How to Use Social Listening Data for Marketing Personas

Hearing the word “research” may elicit a groan from people—some perceive it as over-thinking a topic or too time consuming. However, the right type and amount of research allows individuals and organizations to make decisions that can save money (by preventing investment in dead-end solutions) or increase revenue (by allocating resources to make the most impact). Campus Sonar clients have seen how prospective student research, through social listening, can inform campus outreach with data-informed marketing and communications personas. In fact, crafting personas based on real-life data can result in content that’s customized for prospective students—which can positively increase yield rate as prospective students receive resonating messages on channels they prefer.

Types of Data for a Prospective Student Persona

For campuses developing content strategy, creating a marketing and communications persona helps bring the profile of your prospective student to life and incorporates a number of data points. Make sure you build your persona with a variety of inputs from three types of data.

  • Academic. Define the typical academic makeup of your target students.
  • Demographic. What are the demographic details of these students? Where are they located?
  • Psychographic. Typical details such as the attitudes, values, and preferences of your target audience can help you reach them with messages that resonate with their attitude and beliefs.

Your institution typically determines academic information, depending on the type of students you want to seat for the next class, and demographic information is available from several online resources (such as the American FactFinder)—but psychographic information can be more challenging to find. Institutions can leverage sources of secondary research, such as what others collect about your target audience, as well as primary research—asking your target audience their beliefs and preferences.

Traditional methods of primary research include focus groups, surveys, and interviews with your target audience. However, as we’ve argued in previous posts, rather than tell a researcher—let alone a higher education professional—students are more likely to tell the internet what they feel, think, and believe. Social listening used to gather psychographic details about students can complement traditional research methods—it's an online focus group.

Identify Prospective Students Online

If you’re using social listening to analyze a target audience like prospective students, the first step is to identify online accounts of high school students who fit your academic and demographic profiles. Here are a few ways to do so.

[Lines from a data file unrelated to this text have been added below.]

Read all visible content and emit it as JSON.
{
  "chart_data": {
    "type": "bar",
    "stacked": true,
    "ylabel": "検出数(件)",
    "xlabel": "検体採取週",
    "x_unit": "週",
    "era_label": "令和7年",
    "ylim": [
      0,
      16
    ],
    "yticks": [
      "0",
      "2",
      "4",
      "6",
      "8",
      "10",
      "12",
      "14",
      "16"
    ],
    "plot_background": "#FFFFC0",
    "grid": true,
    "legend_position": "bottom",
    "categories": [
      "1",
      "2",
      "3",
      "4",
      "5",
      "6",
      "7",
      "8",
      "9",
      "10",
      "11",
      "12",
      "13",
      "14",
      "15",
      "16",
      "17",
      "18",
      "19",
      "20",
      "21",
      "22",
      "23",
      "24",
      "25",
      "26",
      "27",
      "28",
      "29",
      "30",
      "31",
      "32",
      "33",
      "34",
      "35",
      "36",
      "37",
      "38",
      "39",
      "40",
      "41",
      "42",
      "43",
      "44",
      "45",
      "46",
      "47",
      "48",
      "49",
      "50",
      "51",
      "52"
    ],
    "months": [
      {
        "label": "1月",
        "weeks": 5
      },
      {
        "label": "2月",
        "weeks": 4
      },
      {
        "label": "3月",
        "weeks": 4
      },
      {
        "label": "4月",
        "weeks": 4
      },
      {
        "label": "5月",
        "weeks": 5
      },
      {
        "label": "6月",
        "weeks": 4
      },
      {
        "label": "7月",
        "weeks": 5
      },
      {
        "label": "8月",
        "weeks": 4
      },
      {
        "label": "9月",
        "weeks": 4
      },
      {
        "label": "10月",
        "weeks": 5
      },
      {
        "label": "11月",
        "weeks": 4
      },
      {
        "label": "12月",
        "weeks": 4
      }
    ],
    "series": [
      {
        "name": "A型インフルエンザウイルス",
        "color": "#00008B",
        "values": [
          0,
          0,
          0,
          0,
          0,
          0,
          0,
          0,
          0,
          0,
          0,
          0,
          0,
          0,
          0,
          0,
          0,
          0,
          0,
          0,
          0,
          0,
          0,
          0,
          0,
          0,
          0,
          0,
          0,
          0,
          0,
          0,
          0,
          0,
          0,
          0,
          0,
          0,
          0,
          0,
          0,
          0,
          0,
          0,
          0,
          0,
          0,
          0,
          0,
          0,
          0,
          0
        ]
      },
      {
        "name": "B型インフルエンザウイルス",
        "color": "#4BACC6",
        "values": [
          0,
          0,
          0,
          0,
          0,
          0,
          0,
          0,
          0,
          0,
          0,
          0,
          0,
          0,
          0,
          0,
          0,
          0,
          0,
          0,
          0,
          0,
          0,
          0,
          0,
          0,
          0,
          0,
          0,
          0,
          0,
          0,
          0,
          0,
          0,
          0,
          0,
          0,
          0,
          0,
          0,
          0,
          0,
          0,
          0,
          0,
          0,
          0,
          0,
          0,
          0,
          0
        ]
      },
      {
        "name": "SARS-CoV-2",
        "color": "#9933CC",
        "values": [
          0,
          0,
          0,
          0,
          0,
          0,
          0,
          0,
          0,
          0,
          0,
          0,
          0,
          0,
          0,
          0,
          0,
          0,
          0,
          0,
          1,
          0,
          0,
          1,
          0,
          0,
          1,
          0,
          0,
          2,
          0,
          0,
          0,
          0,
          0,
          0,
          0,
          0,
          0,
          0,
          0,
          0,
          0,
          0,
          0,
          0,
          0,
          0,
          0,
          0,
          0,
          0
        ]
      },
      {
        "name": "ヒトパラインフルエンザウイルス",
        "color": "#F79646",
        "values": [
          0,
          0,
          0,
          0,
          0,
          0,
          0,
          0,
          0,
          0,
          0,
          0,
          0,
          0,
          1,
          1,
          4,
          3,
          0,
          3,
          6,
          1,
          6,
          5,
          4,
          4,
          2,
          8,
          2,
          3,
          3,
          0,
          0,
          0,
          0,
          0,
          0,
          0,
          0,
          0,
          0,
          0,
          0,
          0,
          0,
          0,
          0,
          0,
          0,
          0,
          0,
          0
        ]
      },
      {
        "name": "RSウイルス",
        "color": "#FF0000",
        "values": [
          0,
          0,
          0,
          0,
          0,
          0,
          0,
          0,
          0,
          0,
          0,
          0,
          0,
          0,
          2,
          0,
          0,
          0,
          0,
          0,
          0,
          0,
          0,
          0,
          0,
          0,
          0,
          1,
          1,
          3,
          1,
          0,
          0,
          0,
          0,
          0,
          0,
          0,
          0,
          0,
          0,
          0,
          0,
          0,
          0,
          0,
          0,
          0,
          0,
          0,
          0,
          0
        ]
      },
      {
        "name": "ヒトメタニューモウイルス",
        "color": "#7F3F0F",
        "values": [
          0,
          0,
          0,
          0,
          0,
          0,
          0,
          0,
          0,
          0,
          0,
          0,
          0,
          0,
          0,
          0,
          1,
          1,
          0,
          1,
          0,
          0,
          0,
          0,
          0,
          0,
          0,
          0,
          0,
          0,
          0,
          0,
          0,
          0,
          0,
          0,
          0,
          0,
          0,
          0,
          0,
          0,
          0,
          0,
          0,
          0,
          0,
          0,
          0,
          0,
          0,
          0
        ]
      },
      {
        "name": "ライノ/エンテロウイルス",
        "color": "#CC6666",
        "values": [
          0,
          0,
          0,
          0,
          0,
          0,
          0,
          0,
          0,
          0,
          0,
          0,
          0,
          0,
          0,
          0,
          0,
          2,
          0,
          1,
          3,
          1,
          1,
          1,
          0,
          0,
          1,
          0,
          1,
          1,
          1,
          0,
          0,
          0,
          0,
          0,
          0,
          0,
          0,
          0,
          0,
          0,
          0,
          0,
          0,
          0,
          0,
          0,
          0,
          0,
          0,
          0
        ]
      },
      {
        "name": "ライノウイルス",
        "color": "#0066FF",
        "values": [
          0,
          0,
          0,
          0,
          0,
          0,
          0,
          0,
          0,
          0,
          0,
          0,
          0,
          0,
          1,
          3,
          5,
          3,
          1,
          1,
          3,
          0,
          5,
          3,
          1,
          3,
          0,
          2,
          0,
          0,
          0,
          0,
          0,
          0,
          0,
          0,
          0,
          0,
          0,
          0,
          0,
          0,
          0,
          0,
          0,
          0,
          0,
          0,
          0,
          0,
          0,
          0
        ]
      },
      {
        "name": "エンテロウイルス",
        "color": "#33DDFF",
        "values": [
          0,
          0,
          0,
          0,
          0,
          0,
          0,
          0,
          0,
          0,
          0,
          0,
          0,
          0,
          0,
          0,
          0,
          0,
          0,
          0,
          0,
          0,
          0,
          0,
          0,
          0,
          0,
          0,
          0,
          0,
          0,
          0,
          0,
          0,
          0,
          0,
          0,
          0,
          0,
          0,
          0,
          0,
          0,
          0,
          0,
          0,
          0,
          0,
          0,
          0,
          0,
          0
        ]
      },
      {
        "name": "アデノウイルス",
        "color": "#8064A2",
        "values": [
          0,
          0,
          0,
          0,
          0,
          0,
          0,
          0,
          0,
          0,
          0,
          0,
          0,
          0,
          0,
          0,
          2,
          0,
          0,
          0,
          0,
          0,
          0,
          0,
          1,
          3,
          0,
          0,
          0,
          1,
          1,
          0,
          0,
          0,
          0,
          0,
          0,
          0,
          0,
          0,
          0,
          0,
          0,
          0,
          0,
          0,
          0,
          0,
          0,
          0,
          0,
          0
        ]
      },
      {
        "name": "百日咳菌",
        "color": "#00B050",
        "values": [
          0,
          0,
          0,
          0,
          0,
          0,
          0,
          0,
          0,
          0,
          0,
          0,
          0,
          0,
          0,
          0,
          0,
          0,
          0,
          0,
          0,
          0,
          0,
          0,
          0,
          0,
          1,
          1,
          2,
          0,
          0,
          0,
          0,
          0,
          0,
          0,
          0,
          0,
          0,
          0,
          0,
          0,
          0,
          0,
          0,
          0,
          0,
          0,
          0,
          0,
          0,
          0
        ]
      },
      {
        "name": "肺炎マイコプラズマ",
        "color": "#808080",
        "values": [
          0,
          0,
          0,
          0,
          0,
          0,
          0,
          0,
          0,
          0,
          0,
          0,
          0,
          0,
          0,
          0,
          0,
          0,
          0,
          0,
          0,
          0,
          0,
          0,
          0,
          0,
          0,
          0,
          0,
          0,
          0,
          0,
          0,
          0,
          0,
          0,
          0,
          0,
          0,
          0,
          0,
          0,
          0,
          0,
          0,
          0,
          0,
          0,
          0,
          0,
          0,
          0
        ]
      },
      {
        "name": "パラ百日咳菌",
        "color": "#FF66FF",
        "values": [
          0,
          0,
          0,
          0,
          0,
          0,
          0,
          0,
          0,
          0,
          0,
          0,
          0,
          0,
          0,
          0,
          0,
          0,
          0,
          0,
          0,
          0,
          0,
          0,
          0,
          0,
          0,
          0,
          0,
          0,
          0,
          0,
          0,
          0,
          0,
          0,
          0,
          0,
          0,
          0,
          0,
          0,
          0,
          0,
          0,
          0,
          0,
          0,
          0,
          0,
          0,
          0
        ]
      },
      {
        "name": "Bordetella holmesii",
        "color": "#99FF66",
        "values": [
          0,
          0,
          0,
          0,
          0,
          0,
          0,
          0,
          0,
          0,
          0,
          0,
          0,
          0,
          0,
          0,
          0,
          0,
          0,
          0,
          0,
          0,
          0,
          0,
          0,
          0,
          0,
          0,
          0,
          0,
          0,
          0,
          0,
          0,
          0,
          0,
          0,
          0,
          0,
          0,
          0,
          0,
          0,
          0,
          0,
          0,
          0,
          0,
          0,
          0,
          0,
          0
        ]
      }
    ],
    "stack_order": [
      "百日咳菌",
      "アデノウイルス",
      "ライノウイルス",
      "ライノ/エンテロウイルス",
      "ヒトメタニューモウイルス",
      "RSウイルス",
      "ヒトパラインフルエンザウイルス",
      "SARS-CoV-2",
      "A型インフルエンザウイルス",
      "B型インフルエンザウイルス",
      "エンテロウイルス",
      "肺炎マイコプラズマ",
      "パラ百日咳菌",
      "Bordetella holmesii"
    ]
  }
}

  • Search forums like Reddit (e.g., the Applying for College subreddit) or College Confidential.
  • Collect social media handles from prospective student tours or events.
  • Leverage social media platform search functionality to search for students who talk about applying to your school—or Tweetdeck to quickly search Twitter.
  • Use a social listening tool to write a query to identify prospective students.

Analyze Conversations for Psychographics

Once you have a sample of prospective students identified through their online accounts, you can analyze their conversations for trends and answer specific psychographic questions. For example:

  • Topics they tend to talk about. Kim Kardashian or Kristen Bell?
  • What they believe in. Equality or fairness?
  • Personality traits. Goal-oriented or fun-seeking?

Your sample of prospective students likely won’t illustrate extremes such as the examples above, but by identifying trends, you’ll be able to use your findings to build your prospective student persona—and inform the communication strategies and messages you create to reach this audience.

Leveraging Your Persona

Depending on your recruitment goals and the prospective student profile research results, the persona for this audience can—and should—vary between higher education institutions. No matter—using unique data touchpoints from your prospective student persona in your prospective student communications can result in those messages being more impactful with that audience.

For example, if you find that your target prospective students are goal oriented and influenced by female politicians, as evidenced from their online conversations, you may want to send a communication from the leader of the student government on campus—who happens to identify as female and chose to attend your school because it matched her career goals.

Rather than being a shot in the dark, communications to prospective students that are built on data-informed personas have the potential to be more impactful and positively affect annual recruitment goals because your messaging is customized to your audience. In this case, the word “research” shouldn’t cause you to shrug in fear—while you may not be jumping up and down for joy, social listening research is definitely cause for excitement, since (compared to traditional research methods) it’s a quick and flexible way to better understand prospective students.